[ietf-dkim] Re: I think we can punt the hard stuff as out of scope.

Michael Thomas mike at mtcc.com
Tue Jun 5 10:54:09 PDT 2007


Hallam-Baker, Phillip wrote:
>> From: Michael Thomas [mailto:mike at mtcc.com] 
> 
>>> NOMAIL is out of scope, but wildcard is in scope.
>>>
>>> The relevance here is that it looks like we can get 95% or 
>> better coverage of the real use cases here by acknowledging 
>> that wildcards are primarily an issue for NOMAIL.
>>
>> It is? If I sign everything for my domain, I'd like to be 
>> able to say that for both the top level domain, and all of 
>> the subdomains too, right?
> 
> Why would you be signing a subdomain that does not have an A record?
> 
> Come to that how does your understanding of DKIM policy work for a node that has no A record, no MX record and no related key records? If you have a policy 'I sign all mail' what restrictions do you impose on the key records?

Huh?

Let's review the attack:

example.com: "I sign everything"

attacker sends mail purportedly from example.com. I look up example.com, 
get the "I sign everything" record, I know it is forged.
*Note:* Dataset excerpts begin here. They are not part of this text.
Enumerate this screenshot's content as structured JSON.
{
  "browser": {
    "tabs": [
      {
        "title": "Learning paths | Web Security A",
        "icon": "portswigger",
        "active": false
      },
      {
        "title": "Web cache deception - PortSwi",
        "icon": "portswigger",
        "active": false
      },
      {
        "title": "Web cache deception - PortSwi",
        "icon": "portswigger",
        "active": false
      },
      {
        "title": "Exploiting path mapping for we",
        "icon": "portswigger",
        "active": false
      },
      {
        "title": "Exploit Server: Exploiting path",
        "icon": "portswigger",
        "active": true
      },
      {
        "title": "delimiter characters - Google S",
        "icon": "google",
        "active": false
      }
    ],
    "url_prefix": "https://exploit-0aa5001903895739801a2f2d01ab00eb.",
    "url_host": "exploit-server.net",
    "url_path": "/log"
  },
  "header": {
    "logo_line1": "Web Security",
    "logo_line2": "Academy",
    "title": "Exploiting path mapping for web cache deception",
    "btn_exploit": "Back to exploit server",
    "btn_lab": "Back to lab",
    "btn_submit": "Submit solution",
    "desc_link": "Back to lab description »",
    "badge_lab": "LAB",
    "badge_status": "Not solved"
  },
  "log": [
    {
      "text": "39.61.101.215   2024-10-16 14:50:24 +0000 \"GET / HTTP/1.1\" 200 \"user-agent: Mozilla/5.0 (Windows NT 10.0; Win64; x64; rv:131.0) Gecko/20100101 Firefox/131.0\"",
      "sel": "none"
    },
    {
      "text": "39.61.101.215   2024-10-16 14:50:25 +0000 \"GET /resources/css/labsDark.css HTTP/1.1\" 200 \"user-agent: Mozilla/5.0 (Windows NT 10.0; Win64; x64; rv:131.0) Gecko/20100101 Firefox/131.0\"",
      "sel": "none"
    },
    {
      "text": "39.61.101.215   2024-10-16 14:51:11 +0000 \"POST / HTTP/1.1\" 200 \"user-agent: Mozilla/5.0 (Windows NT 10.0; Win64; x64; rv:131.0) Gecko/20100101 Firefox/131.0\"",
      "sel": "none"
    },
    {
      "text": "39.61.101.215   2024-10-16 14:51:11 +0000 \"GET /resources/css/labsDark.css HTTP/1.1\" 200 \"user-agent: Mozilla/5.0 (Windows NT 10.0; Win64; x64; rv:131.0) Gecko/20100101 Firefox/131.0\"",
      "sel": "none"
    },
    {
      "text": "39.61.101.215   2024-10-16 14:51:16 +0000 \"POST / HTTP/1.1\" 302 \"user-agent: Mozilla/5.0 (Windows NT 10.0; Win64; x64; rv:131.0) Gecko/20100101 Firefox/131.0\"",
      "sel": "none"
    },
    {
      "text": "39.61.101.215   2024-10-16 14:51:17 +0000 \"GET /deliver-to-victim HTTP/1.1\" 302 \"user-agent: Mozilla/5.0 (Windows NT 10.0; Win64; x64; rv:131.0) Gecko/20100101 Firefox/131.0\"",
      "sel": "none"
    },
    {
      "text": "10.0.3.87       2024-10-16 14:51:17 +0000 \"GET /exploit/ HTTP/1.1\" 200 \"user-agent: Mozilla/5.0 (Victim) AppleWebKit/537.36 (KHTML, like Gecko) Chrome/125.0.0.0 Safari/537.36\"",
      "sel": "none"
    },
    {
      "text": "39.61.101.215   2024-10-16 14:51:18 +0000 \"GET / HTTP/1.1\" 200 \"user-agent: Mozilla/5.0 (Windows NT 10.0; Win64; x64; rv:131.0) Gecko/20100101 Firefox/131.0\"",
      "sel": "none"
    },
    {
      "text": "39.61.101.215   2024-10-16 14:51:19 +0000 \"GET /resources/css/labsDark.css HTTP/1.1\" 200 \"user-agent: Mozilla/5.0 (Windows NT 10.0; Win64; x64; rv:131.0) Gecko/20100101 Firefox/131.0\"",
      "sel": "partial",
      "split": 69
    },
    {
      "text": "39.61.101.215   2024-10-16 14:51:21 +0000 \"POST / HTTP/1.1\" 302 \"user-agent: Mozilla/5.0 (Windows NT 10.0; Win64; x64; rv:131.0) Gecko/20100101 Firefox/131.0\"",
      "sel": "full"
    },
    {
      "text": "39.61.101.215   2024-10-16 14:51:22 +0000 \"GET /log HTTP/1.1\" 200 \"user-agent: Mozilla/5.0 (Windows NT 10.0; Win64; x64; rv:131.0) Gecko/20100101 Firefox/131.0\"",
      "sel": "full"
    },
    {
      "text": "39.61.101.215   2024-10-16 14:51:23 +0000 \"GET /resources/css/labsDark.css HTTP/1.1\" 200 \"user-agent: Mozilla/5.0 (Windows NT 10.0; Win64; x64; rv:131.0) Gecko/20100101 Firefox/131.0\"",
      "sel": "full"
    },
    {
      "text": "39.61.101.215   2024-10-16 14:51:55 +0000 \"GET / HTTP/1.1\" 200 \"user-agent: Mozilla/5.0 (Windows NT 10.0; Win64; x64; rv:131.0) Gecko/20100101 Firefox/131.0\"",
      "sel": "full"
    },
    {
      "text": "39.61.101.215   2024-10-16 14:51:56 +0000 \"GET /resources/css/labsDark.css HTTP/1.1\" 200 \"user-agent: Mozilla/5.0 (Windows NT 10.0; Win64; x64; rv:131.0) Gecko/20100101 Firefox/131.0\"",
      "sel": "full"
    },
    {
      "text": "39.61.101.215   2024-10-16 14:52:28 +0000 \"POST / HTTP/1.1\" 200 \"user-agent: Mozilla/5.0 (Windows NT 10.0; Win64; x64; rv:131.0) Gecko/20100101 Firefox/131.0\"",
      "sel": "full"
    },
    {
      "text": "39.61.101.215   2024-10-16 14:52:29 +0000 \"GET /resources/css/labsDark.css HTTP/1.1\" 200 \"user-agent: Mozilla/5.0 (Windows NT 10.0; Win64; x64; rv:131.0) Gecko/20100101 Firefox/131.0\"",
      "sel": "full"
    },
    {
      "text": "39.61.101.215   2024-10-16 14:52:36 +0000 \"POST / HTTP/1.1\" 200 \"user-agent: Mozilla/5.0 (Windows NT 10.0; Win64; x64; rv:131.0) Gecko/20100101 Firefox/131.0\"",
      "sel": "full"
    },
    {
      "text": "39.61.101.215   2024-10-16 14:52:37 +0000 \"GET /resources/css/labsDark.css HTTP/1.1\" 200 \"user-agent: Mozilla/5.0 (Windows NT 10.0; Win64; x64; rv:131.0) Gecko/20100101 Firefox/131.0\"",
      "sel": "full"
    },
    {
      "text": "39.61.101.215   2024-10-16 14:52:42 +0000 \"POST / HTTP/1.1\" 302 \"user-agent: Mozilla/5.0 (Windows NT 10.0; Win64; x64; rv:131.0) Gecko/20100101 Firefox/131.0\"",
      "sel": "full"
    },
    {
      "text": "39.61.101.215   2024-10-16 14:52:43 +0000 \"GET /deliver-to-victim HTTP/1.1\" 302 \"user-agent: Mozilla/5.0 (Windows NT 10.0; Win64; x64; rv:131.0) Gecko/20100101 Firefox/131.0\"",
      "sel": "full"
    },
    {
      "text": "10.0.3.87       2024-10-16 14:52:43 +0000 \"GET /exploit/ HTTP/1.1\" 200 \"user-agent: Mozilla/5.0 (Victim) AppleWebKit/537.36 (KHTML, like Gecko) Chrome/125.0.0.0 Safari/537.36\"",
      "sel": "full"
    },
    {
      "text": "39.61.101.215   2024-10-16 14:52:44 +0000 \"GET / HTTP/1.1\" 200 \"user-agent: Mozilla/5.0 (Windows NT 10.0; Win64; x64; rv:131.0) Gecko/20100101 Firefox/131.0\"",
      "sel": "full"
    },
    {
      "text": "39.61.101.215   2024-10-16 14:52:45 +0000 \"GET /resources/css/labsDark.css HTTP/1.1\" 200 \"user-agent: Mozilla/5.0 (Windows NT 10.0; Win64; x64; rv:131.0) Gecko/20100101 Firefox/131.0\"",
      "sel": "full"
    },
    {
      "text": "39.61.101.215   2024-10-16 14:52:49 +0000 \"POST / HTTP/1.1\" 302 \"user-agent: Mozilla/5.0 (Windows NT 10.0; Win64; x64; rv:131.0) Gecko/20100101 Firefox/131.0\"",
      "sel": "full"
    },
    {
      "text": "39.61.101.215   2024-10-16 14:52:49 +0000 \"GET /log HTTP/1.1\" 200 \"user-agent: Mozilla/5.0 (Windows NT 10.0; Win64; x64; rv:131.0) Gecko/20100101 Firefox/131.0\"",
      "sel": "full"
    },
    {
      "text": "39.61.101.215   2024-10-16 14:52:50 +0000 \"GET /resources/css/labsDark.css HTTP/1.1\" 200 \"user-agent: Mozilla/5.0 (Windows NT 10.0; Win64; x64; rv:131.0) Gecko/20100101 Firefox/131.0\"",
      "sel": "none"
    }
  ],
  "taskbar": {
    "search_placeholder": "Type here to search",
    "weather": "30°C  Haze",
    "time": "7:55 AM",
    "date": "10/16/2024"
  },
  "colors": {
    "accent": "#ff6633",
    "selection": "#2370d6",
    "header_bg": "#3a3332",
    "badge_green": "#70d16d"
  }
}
All is good.

attacker then sends mail purportedly from alsdkfjasdf.example.com. I
look up policy for that node, and find nothing. All is not good.

If I use a wildcard as well:

*.example.com: "I sign everything"

It will cover all subdomains *except* ones that have an RR (usually an
A record). Thus, we need something that covers those nodes too. Hence
the tree walk, forcing those nodes to have the policy RR there too, etc.

I don't understand what you wrote above has to do with this attack.